CHICAGO (CBS) -- Mayor Lori Lightfoot delivered her 2023 budget proposal on Monday, and whether it was a good-news city budget or smoke and mirrors depends on whom you ask.
As CBS 2 Political Investigator Dana Kozlov reported, the mayor's 40-minute budget proposal sounded more like a campaign speech than a budget breakdown. This was not surprising, being that next year is an election year.

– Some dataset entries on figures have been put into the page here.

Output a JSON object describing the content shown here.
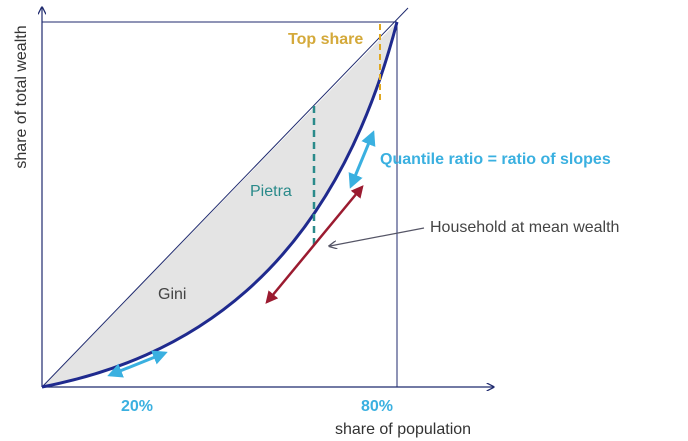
{
  "axes": {
    "y_label": "share of total wealth",
    "x_label": "share of population",
    "x_marks": [
      "20%",
      "80%"
    ]
  },
  "annotations": {
    "top_share": "Top share",
    "pietra": "Pietra",
    "quantile_ratio": "Quantile ratio = ratio of slopes",
    "mean_household": "Household at mean wealth",
    "gini": "Gini"
  }
}
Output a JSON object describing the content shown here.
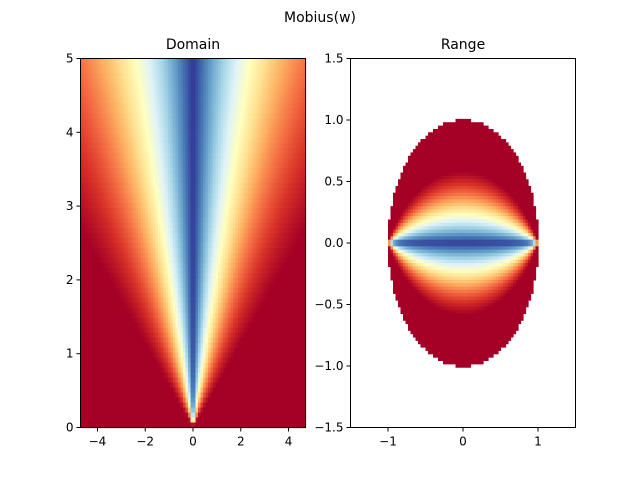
{
  "figure": {
    "title": "Mobius(w)",
    "colormap": [
      "#a50026",
      "#d73027",
      "#f46d43",
      "#fdae61",
      "#fee090",
      "#ffffbf",
      "#e0f3f8",
      "#abd9e9",
      "#74add1",
      "#4575b4",
      "#313695"
    ]
  },
  "chart_data": [
    {
      "type": "heatmap",
      "title": "Domain",
      "xlabel": "",
      "ylabel": "",
      "xlim": [
        -4.71,
        4.71
      ],
      "ylim": [
        0,
        5
      ],
      "xticks": [
        -4,
        -2,
        0,
        2,
        4
      ],
      "yticks": [
        0,
        1,
        2,
        3,
        4,
        5
      ],
      "xtick_labels": [
        "−4",
        "−2",
        "0",
        "2",
        "4"
      ],
      "ytick_labels": [
        "0",
        "1",
        "2",
        "3",
        "4",
        "5"
      ],
      "colormap": "RdYlBu",
      "grid": false
    },
    {
      "type": "heatmap",
      "title": "Range",
      "xlabel": "",
      "ylabel": "",
      "xlim": [
        -1.5,
        1.5
      ],
      "ylim": [
        -1.5,
        1.5
      ],
      "xticks": [
        -1,
        0,
        1
      ],
      "yticks": [
        -1.5,
        -1.0,
        -0.5,
        0.0,
        0.5,
        1.0,
        1.5
      ],
      "xtick_labels": [
        "−1",
        "0",
        "1"
      ],
      "ytick_labels": [
        "−1.5",
        "−1.0",
        "−0.5",
        "0.0",
        "0.5",
        "1.0",
        "1.5"
      ],
      "shape": "unit disk",
      "colormap": "RdYlBu",
      "grid": false
    }
  ]
}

But the takeaway, for the most part, is that the city is in a good fiscal spot. But not everyone agrees.
"Our city is as strong and resilient as ever before," Mayor Lightfoot said as she presented the budget to the City Council Monday.
Mayor Lightfoot painted a rosy economic picture for 2023. It is how she began her 40-minute speech – recapping what she has done since taking office, and officially announcing she not longer wants to raise property taxes next year.
Lightfoot said $260 million more than projected in revenue – due to a stronger-than-expected post-pandemic recovery – is the reason for the about-face. But considering this is an election year, some of her critics are casting doubts.
INTERACTIVE: Where the money goes in Chicago's 2023 budget
Ald. Anthony Beale (9th) called the budget a stunt.
"I think the budget has been padded. I think projections are being over-inflated." Beale said. "What's going to happen is after the election – win or lose – if you lose, then it's the next person's problem to deal with. If you win, then you come back and do a mid-year adjustment to the budget."
For his part, City Council Finance Committee Chairman Scott Waguespack (32nd), said he does not think the budget plan is "a huge political lift."
Waguespack said property taxes on new homes remain. He and Budget Chairman Pat Dowell (3rd) call the budget proposal promising – but they want a closer look.
"I think people will want to really take apart the increases in public safety – how that money is going to be utilized by the Police Department," Dowell said. "What are we getting from that?"
The mayor is proposing an additional $100 million go to public safety – to be used, in part, for the purchase of new helicopters and police cars.
"I'll be looking for what we're going to do with crime," said Ald. Sophia King (4th). "It's out of control, obviously, and so I'll be looking at the budget to get to that priority."
Other new investments would include $10 million to improve the city's information technology systems, $5 million for a program helping migrants who are being bused to the city – and perhaps most significantly, a $242 million pension payment over and above what is owed, which Lightfoot said will save the city billions.
Laurence Msall, the president of the nonpartisan watchdog group The Civic Federation, likes what he sees.
"Many of these things should help to improve the credit rating of the city, which should bring down the cost of borrowing - which should free up money for other things," Msall said.
The mayor also wants to set aside $3 million to create a Tiny Homes project, and she wants to create a new Office of Climate and Environmental Equity.
Of course, everything has to be reviewed and voted upon by the full City Council – which will be happening in the coming weeks.